Thursday, April 22, 2010

Oral Contracts To Make A Will: Possible, But Not Easy

A last will and testament is a written document, signed by the person who made it. Surprisingly, though, are situations where a person promises to "leave" something to someone after they die if the that person does something for them during their life. These are called "oral contracts to make a will" or "oral contracts to devise." A typical example: John the widower says to the neighbors, a young couple named Tom and Ann: "Take care of me and my house for the rest of my life, and I will leave you my house." Tom and Ann say okay, and spend several years doing just that. But John never makes a will leaving them the house, and ends up dying without a will. John's sole heir is his son, Luke, who lives three states away and didn't do much of anything to care for John during his later years.

Under the law of intestacy (i.e., dying without a will) in Virginia, everything John owned goes to Luke. But, Tom and Ann say, "Wait a minute, we made a deal with John, and we lived up to our end. We want the house." Luke says, "Sorry." Well, no so fast.

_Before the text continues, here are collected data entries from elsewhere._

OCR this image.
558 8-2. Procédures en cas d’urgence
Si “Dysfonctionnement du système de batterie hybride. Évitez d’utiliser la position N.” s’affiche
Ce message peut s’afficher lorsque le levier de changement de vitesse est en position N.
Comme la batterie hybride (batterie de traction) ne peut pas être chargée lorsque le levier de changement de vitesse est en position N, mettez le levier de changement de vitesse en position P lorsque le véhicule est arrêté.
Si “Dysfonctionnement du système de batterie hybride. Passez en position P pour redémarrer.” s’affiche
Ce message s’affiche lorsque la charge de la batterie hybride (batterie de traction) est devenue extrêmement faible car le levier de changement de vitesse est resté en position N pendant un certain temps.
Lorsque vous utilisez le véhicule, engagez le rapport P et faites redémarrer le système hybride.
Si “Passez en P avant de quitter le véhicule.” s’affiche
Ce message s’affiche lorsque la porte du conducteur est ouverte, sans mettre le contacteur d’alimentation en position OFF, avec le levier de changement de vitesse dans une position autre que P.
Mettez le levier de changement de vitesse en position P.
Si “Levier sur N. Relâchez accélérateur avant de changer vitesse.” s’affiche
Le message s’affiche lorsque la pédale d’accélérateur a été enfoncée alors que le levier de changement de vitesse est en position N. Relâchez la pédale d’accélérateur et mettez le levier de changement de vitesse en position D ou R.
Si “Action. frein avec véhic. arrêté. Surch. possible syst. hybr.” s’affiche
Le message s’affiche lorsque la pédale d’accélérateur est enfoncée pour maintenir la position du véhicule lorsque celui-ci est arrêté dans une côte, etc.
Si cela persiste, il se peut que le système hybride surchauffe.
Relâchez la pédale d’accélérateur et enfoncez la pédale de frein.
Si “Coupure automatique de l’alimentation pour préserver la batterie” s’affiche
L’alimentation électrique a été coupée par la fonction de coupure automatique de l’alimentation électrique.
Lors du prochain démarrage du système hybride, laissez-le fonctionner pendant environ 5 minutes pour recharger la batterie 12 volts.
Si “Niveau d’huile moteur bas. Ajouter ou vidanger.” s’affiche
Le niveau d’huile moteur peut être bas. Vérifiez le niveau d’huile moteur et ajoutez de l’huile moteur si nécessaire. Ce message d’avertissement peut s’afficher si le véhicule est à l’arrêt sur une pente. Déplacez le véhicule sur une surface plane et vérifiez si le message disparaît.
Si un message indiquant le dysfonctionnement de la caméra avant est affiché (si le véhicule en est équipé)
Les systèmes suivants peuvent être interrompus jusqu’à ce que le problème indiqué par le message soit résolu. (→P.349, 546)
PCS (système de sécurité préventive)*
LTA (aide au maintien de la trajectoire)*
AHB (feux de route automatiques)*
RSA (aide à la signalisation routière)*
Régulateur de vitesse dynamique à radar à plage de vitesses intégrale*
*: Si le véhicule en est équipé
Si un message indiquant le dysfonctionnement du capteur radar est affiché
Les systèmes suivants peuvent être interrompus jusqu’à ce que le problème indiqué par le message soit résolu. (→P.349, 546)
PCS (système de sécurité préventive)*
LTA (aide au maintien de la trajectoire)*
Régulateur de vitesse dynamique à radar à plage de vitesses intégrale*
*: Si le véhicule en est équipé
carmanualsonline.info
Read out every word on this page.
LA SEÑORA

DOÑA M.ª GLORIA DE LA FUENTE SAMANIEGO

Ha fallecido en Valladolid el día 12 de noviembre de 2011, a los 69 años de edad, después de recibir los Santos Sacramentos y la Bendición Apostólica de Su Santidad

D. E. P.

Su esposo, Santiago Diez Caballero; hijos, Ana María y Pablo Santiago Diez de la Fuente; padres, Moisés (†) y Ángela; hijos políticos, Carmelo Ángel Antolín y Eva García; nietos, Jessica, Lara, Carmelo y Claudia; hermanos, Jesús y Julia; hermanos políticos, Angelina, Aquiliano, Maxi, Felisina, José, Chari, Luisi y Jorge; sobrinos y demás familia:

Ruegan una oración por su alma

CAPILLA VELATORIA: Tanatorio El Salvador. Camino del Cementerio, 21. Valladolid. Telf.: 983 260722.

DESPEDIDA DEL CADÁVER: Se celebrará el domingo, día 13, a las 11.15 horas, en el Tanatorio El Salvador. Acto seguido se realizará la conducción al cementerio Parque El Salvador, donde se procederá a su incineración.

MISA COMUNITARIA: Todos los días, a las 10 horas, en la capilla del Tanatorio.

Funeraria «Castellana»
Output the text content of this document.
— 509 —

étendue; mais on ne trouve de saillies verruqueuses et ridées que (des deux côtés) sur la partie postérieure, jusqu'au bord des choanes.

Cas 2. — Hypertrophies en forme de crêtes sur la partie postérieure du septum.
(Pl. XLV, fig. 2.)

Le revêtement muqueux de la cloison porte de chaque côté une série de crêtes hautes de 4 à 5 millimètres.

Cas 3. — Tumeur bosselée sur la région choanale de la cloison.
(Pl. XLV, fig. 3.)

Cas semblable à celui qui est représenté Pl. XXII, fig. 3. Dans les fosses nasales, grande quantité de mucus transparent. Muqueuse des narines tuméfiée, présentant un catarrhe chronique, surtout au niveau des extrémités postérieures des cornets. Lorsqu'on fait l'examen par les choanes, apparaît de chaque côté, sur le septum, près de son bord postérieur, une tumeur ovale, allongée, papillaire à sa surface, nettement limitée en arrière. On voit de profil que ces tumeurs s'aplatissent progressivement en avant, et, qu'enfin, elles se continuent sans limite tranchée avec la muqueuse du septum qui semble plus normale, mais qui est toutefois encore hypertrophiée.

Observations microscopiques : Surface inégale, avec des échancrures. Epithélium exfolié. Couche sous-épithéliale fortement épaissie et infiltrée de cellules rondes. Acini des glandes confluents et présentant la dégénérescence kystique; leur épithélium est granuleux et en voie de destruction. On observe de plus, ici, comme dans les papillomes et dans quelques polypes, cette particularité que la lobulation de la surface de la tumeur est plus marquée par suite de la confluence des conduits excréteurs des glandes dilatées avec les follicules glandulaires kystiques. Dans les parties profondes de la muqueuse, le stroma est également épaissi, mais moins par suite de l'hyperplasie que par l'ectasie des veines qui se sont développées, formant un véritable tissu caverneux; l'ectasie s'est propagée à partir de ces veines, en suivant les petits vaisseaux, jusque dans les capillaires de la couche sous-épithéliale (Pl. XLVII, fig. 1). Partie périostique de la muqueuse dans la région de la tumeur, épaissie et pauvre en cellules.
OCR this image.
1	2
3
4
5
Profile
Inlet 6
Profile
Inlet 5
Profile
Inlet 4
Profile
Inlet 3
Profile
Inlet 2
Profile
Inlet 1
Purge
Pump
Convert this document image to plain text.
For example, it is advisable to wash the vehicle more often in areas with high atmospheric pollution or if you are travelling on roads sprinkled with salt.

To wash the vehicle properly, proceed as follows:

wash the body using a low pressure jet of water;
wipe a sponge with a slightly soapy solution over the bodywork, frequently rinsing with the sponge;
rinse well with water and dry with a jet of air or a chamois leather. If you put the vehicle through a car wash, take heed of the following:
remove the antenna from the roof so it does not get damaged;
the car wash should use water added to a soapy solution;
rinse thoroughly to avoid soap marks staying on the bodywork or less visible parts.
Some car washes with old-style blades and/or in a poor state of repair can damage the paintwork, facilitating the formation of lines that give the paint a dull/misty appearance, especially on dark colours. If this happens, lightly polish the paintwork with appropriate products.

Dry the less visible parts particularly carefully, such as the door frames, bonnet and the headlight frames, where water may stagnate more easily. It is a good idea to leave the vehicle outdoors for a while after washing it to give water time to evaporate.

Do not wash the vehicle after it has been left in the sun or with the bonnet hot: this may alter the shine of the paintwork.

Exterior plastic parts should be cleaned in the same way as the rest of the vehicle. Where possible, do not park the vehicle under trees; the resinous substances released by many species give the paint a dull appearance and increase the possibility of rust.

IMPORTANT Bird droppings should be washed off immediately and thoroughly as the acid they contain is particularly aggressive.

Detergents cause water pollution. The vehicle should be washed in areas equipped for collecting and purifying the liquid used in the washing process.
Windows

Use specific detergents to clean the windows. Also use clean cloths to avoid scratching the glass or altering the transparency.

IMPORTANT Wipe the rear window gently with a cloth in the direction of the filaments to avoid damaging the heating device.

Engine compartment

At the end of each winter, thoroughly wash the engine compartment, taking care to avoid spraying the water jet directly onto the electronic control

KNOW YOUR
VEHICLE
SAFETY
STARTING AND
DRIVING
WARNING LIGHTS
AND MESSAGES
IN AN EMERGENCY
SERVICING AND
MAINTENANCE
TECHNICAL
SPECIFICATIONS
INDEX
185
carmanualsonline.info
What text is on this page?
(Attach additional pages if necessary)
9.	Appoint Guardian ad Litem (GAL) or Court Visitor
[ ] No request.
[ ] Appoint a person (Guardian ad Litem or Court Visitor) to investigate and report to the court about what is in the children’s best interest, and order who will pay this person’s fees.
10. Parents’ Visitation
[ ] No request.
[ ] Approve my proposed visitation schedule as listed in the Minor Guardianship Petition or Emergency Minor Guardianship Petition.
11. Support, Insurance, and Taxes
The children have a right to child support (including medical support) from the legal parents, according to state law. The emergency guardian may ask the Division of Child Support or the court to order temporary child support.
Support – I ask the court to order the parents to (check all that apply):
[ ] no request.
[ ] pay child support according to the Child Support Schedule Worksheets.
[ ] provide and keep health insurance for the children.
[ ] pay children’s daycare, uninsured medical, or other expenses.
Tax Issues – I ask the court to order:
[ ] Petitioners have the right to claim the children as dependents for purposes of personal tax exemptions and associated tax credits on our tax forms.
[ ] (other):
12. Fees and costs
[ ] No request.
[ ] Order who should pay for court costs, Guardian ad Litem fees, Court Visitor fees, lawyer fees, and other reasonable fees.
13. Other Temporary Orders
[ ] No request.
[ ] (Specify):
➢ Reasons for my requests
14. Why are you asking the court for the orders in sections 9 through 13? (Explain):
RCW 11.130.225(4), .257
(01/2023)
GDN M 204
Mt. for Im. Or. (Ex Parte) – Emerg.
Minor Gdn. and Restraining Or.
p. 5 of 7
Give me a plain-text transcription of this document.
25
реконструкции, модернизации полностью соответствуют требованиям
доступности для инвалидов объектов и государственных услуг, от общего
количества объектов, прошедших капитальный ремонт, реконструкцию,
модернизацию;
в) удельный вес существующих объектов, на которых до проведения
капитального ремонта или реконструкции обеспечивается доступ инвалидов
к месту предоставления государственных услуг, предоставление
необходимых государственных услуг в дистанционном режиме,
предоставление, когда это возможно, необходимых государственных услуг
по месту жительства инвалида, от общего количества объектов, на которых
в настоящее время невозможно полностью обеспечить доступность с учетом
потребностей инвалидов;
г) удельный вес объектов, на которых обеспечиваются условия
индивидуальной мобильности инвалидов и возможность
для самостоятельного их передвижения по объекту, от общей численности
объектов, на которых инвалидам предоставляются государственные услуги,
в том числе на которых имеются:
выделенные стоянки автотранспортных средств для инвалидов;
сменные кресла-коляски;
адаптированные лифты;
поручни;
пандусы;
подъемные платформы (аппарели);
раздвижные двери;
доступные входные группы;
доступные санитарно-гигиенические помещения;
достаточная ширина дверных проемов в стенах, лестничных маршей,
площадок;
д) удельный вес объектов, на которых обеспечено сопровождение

This is the typical situation where Tom and Ann may seek to enforce an oral contract to make a will. And what is surprising is...that Tom and Ann may win this one. Under Virginia law, an oral contract to make a will can be successfully proved. But, and it's a big BUT, you have to be able to prove the existence of the oral contract, and that you lived up to your end of the bargain, all by clear and convincing evidence (a higher burden of proof than the normal preponderance of the evidence).

AND, in order to prove the contract, you have to have a lot of evidence to prove this agreement other than your own testimony. If it's simply your word, even if it is uncontradicted, you'll lose the case.

The difference is highlighted by two cases, one a recent Virginia Supreme Court case, Virginia Home For Boys & Girls v. Phillips, and the other a circuit court case that I recently handled. In the Phillips case, Phillips had only his own testimony, all of which was essentially uncontradicted. But, under Virginia law, you have to have independent corroboration of your testimony from other witnesses or other documentary evidence. Your own testimony is not enough, no matter how credible you are or if your testimony is not in dispute.

In my case, my client testified about the agreement that his father and him reached (son would take care of father for the rest of his life, and in exchange son would get everything of his father's after he died). But we had several other witnesses who also testified that the father told them about the agreement and/or made statements that my client was to get everything after the father passed away. And we had a lot of evidence about the care that my client provided for his father.

In Virginia estate litigation, oral contracts to make a will are hard cases to win. You have to have a lot evidence - and the right kind of evidence.